Сектор сложных и глубоких математических фактов – это именно то, на что тратят большую часть своего времени профессиональные математики, к числу которых отношусь и я. Здесь обитают знаменитые теоремы и гипотезы, такие как гипотеза Римана, последняя теорема Ферма[25], гипотеза Пуанкаре[26], равенство классов P и NP[27], теорема Гёделя и так далее. Каждая из этих теорем касается идей, имеющих глубокий смысл, фундаментальную важность, поразительную красоту и сугубо специальный характер, и каждая из них сама по себе выступает в качестве главного персонажа многих книг[28].
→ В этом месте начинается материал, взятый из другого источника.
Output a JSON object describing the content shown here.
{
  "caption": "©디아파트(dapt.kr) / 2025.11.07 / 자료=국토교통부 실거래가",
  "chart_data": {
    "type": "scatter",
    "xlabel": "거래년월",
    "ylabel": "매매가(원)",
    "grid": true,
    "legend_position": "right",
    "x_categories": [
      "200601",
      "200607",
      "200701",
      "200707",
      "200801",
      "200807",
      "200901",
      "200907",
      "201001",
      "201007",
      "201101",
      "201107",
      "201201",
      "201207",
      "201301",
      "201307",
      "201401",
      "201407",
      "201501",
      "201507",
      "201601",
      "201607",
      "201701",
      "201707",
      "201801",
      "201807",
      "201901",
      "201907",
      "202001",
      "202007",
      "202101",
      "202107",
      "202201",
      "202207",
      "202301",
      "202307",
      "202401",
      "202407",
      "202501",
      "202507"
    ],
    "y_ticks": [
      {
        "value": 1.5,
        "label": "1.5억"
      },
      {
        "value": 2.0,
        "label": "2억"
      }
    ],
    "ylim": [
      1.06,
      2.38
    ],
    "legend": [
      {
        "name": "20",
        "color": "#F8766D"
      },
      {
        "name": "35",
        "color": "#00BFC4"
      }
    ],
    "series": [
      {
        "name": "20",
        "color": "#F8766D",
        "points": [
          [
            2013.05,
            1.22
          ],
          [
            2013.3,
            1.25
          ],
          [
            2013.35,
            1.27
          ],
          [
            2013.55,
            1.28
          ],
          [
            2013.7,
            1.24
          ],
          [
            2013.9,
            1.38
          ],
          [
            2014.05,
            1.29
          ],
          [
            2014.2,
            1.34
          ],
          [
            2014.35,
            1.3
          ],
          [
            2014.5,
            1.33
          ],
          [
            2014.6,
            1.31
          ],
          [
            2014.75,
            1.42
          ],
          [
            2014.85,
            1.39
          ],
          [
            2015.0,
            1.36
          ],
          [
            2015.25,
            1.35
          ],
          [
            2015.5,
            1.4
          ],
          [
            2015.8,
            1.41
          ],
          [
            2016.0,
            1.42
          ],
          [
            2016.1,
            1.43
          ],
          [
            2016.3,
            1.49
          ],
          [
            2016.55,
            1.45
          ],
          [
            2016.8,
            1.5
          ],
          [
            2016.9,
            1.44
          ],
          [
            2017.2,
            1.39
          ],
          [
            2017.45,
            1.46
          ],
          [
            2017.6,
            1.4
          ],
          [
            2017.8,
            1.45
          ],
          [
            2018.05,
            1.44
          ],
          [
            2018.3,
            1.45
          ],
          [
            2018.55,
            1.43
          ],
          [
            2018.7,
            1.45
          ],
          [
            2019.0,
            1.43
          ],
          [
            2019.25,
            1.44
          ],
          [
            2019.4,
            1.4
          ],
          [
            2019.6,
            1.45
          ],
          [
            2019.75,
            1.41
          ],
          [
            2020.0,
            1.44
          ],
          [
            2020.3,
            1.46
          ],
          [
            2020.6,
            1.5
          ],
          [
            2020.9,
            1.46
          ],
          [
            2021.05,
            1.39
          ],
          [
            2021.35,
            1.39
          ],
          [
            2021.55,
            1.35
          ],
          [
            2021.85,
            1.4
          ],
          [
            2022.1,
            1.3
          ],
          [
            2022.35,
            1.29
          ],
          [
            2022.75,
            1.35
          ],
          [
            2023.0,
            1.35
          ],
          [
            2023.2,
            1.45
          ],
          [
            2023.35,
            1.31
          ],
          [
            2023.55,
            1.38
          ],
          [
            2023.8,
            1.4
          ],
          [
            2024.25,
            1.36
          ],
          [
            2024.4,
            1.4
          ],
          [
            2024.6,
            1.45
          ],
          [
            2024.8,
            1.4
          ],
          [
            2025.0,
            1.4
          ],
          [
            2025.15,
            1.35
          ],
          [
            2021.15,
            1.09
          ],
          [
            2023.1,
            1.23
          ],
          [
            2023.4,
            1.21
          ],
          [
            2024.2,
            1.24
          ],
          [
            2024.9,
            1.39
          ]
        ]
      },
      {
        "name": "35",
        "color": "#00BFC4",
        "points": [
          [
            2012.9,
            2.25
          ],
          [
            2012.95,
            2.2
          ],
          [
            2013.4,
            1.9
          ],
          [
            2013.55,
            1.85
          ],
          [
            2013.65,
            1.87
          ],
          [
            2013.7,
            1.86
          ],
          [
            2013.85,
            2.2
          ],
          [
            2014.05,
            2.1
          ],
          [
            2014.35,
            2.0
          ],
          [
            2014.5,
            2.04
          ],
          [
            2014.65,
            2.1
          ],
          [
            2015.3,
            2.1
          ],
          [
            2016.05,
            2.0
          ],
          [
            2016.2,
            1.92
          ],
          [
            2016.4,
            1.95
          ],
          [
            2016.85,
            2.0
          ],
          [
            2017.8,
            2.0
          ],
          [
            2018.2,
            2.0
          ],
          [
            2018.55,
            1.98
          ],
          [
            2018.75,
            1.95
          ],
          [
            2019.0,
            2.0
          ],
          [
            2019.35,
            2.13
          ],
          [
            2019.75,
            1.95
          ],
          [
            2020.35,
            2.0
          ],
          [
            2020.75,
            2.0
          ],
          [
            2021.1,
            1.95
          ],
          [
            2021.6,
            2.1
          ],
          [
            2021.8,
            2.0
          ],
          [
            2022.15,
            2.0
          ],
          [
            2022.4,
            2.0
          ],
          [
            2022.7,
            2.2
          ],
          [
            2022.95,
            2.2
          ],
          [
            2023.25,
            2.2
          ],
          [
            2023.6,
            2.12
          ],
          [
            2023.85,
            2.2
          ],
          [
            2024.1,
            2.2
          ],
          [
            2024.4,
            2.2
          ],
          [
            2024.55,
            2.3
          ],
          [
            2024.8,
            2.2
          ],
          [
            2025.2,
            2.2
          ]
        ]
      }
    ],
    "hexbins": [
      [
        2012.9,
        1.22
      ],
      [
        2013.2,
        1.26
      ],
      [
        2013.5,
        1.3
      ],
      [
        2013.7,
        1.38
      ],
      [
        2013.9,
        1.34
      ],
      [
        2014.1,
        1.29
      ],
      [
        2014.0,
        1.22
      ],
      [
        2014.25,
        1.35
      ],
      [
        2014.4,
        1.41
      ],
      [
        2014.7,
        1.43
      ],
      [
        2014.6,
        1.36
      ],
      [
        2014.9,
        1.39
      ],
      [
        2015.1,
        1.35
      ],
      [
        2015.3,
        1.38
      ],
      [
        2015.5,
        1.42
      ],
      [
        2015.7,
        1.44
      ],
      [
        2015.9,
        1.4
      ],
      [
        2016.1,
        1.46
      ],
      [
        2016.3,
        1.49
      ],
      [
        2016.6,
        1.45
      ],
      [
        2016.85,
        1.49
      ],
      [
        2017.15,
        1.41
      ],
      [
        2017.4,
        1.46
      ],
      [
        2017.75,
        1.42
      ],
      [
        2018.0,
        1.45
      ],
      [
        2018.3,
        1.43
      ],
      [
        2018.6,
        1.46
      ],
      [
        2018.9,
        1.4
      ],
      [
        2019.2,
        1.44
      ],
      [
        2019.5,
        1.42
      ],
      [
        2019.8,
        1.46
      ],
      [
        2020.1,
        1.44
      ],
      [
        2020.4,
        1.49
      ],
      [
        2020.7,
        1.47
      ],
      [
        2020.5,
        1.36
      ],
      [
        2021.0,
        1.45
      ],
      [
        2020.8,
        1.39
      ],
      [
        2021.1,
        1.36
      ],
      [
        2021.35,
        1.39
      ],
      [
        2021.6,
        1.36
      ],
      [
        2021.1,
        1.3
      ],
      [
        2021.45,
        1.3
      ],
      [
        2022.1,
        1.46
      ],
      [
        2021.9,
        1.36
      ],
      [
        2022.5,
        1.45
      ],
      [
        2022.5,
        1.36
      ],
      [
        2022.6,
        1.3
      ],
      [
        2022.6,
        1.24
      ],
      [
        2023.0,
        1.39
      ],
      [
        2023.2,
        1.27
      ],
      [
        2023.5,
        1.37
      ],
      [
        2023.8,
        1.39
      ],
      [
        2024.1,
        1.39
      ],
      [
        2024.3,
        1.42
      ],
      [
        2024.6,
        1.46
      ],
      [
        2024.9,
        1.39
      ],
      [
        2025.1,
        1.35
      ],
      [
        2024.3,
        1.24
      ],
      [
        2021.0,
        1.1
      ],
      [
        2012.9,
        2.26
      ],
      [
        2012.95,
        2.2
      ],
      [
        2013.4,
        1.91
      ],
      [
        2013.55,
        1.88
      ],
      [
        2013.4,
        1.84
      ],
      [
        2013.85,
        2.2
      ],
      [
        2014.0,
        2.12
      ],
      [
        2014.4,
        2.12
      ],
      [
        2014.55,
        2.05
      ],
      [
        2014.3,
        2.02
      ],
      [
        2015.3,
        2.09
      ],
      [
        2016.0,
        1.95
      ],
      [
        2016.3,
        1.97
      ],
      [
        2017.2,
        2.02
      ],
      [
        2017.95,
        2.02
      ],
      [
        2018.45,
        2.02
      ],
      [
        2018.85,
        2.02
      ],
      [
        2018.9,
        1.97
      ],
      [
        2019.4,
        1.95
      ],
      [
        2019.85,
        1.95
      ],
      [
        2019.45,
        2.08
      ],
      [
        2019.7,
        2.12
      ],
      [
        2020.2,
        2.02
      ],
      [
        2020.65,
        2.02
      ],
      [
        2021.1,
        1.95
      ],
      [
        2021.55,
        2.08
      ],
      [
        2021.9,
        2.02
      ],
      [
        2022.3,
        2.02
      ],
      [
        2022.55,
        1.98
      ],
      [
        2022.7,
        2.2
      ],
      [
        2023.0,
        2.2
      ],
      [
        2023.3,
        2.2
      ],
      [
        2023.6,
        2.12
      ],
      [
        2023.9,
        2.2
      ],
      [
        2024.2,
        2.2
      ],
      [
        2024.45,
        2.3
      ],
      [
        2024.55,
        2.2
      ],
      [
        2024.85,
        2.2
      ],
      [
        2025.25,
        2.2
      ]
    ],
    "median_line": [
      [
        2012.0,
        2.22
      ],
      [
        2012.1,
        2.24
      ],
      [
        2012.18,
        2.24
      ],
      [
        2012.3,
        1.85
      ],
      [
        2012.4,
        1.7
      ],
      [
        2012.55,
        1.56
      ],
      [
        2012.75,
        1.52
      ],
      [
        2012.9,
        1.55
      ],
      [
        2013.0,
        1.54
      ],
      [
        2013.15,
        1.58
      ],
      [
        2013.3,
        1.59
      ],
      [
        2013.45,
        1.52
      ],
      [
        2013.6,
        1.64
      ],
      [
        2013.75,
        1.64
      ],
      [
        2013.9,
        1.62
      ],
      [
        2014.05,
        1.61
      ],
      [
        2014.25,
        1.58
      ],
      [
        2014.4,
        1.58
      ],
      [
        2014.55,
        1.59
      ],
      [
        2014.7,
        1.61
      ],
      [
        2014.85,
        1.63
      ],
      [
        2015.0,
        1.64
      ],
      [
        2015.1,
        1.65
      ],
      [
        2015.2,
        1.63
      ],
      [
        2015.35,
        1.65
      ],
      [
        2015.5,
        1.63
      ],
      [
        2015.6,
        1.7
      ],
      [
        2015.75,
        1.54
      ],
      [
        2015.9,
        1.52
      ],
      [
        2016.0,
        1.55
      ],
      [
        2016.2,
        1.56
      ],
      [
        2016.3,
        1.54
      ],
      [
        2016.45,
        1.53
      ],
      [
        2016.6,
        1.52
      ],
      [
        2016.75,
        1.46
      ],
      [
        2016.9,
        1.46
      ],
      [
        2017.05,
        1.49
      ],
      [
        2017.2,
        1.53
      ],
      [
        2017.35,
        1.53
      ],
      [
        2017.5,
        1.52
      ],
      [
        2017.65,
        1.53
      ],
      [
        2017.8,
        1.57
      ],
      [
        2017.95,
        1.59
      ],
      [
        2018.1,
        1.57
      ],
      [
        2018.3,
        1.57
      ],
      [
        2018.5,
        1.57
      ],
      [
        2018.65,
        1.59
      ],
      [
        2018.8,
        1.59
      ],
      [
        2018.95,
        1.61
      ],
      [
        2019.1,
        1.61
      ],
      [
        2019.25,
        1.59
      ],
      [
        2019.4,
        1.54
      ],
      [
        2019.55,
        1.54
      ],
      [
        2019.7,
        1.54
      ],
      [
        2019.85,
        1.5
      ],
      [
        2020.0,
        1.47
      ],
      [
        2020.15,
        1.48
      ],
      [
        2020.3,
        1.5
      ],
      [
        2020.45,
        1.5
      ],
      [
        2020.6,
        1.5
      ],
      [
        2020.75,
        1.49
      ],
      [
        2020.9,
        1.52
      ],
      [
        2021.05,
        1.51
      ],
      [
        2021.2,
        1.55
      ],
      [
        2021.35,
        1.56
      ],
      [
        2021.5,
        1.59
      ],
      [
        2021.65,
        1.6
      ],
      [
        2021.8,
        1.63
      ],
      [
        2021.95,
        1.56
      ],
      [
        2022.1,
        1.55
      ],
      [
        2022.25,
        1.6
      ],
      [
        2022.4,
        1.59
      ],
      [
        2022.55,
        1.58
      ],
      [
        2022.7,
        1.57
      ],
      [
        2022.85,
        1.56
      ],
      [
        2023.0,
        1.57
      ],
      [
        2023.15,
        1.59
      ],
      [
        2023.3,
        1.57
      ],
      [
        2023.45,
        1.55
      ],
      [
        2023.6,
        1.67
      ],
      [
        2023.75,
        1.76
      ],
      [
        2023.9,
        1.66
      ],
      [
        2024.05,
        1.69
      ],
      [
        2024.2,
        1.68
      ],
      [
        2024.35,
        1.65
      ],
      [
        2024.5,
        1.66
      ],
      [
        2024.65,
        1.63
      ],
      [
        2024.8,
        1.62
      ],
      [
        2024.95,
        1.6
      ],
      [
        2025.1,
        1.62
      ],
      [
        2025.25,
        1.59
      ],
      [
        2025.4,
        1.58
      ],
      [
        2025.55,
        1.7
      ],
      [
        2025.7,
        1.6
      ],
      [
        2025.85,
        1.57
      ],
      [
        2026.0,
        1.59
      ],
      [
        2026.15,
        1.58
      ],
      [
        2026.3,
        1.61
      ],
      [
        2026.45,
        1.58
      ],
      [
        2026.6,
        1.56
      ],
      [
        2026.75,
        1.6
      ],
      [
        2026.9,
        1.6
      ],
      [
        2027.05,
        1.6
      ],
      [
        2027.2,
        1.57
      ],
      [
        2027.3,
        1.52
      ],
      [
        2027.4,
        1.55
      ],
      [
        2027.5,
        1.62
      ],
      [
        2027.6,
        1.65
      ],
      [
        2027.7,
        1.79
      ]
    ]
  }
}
Но только не моей. То, о чем пойдет речь в настоящей книге, относится к верхнему левому сектору, где находятся простые и глубокие факты. Вы сможете непосредственно, с выгодой для себя использовать представленные здесь математические идеи независимо от того, ограничивается ли ваше математическое образование основами алгебры или охватывает гораздо более широкую область математики. И речь идет не о «фактах самих по себе», таких как простые арифметические утверждения, а о принципах, применение которых выходит далеко за рамки привычных представлений о математике. Мы будем говорить о надежных практических инструментах – их применение поможет вам не совершать ошибок.
Чистая математика представляется чем-то вроде монастыря – спокойное место, надежно защищенное от влияния окружающего мира со всей его суетой и противоречиями. Я вырос в стенах такого убежища. Знакомых мне математически одаренных молодых людей интересовало практическое применение математики в физике или геномике, многих влекла черная магия управления хедж-фондами, но все эти подростковые шатания и проблемы выбора были не для меня[29]. Во время учебы в магистратуре я посвятил себя изучению теории чисел, которую Гаусс называл «королевой математики». Из всех чистых дисциплин это была самая чистая – закрытый сад посреди монастыря, где мы размышляли над теми же вопросами о числах и уравнениях, которые занимали умы древних греков и которые едва ли стали менее мучительными за прошедшие две с половиной тысячи лет.
Сначала я работал над теорией чисел в ее классическом виде, доказывая факты о суммах четвертых степеней целых чисел, о которых я при необходимости мог рассказать членам своей семьи на День благодарения, даже если мне и не удавалось объяснить им, как именно я доказал то, что доказал. Но вскоре я увлекся еще более абстрактными областями, изучая задачи, основные элементы которых («остаточно модулярные представления Галуа», «когомология модулярных схем», «динамические системы однородных пространств») невозможно было обсуждать за пределами архипелага университетских аудиторий, коридоров и комнат отдыха, раскинувшегося в водах Оксфорда, Принстона, Киото, Парижа и Мэдисона (штат Висконсин), где я сейчас преподаю. Если я назову все перечисленное волнующим, имеющим смысл и прекрасным и скажу вам, что мне никогда не надоедает размышлять над этими темами, вам придется просто поверить мне, поскольку требуется длительное обучение даже для того, чтобы выйти на уровень, на котором эти объекты изучения попадают в ваше поле зрения.
Но затем произошло нечто интересное. Чем более абстрактными и далекими от реальной жизни становились мои исследования, тем чаще я начал замечать, как много математики присутствует во внешнем мире, за стенами этого убежища. Речь идет не о представлениях Галуа или когомологиях, а о более простых, древних и не менее глубоких понятиях, попадающих в верхний левый сектор нашей таблицы математических концепций. Я начал писать для газет и журналов статьи о том, как выглядит мир сквозь призму математики, и, к своему удивлению, обнаружил, что их охотно читают даже люди, твердящие, как они ненавидят математику. Это было своего рода обучение математике, но обучение, весьма отличающееся от обычных занятий.